Another study took a very long view, showing how kids born underweight don't do as well as other kids as they mature, go to school and eventually join the workforce. Apply some math, and Constellation can take a stab at the total impact years down the road from the funding going to Ostara.
"It kind of gave us a different way to look at it, too," said Raelene Baker, director of Ostara's Minnesota Prison Doula Project. "We're going into the facilities every week, and we were giving the parent education knowing that it helped in that moment, right now, while they're parenting. But we weren't necessarily thinking about how it affected the child while they grow."

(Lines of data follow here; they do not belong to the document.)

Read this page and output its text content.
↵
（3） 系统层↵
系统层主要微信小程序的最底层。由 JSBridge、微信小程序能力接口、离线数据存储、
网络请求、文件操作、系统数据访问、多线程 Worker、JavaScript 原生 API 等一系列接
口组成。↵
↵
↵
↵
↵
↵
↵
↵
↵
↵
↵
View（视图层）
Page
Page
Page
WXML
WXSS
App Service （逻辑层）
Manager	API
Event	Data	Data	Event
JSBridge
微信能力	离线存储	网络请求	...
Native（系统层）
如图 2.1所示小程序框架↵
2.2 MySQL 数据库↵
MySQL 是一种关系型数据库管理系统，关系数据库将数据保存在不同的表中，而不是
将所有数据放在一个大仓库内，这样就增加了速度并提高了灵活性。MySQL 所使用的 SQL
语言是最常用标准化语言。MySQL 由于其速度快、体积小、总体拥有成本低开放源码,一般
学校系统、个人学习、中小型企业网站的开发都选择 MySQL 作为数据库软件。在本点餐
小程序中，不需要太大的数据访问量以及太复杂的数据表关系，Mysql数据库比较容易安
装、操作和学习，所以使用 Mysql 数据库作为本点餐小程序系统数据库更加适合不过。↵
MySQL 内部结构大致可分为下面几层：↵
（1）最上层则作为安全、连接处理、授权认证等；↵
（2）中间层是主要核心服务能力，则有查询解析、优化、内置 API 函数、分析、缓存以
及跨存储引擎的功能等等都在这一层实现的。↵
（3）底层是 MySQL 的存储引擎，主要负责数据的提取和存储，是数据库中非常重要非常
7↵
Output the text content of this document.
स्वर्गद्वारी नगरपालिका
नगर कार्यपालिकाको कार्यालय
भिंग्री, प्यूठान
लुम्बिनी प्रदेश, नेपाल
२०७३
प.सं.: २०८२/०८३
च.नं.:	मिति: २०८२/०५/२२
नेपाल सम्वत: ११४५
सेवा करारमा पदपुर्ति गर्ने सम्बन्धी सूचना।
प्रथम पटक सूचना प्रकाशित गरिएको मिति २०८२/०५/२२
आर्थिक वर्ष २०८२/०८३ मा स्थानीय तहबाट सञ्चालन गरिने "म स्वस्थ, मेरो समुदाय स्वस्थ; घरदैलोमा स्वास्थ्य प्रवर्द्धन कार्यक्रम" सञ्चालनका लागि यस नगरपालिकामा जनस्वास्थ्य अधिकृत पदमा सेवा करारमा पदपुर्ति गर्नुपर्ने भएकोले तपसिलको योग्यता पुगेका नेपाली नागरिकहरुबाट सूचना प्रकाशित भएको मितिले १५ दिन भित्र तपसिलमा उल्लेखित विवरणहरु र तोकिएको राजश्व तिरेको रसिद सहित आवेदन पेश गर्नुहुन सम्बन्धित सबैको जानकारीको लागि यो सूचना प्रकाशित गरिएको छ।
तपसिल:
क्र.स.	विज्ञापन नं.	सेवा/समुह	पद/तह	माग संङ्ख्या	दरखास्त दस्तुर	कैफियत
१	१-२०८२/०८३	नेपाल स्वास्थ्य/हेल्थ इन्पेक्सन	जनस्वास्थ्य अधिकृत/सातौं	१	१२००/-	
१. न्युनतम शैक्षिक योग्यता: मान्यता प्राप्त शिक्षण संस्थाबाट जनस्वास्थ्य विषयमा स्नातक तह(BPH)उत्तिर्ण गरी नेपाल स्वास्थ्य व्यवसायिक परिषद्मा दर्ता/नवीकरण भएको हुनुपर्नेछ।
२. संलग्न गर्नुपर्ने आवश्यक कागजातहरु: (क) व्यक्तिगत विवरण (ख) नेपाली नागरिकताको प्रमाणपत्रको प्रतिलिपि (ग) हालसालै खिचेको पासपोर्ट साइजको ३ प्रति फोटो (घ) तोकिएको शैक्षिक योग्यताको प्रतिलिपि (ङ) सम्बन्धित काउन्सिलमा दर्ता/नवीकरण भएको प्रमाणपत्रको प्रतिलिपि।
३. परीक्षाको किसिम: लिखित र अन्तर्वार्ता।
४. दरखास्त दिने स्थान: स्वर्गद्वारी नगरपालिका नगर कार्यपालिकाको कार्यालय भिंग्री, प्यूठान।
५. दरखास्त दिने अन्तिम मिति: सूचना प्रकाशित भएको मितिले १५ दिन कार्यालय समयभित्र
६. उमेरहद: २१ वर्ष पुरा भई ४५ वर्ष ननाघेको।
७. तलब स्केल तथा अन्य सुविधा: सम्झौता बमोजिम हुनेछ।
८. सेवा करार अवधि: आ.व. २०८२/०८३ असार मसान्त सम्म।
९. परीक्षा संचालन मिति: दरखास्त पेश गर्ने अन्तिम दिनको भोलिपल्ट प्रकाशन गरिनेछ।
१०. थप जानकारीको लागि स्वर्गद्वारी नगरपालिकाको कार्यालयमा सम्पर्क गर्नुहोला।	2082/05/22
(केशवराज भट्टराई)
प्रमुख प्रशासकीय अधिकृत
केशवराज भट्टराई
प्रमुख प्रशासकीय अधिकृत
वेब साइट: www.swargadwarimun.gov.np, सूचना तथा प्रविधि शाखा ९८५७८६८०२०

There's probably not a chasm between the process that led to funding for Ostara and what happens at many foundations, which have staffers savvy about policy choices and who know how to find third-party data. But evidence-based decisionmaking is a core part of Constellation.
One of the first advisers who jumped aboard Constellation to help figure it out was Aaron Sojourner, labor economist and professor at the University of Minnesota's Carlson School of Management. Others serving on Constellation's advisory council include Federal Reserve Bank of Minneapolis economist and director of research Mark Wright and economist Abigail Wozniak, director of the Minneapolis Fed's Opportunity & Inclusive Growth Institute.
And it's just not easy to know with certainty what has worked best in charitable organizations, Sojourner said, "and very hard in social science in general. You can't be sure because you can't see what would've happened if you gave [the grant] to somebody different."
One thing that does show this approach is working, he said, is growing donor interest in the whole idea of using data to make decisions.
Giving money to charity should be a good experience, Dayton said, satisfying a donor's sense of moral obligation or for any other reason. Using studies and data to allocate the money is not meant to automate the practice, but to just make the donor feel more confident that their gifts will make a big difference.
"All that research, as Aaron would point out, that isn't perfect," Dayton said. "But if we continue to harness the best we have …. it's a whole lot better than going with your heart and your gut."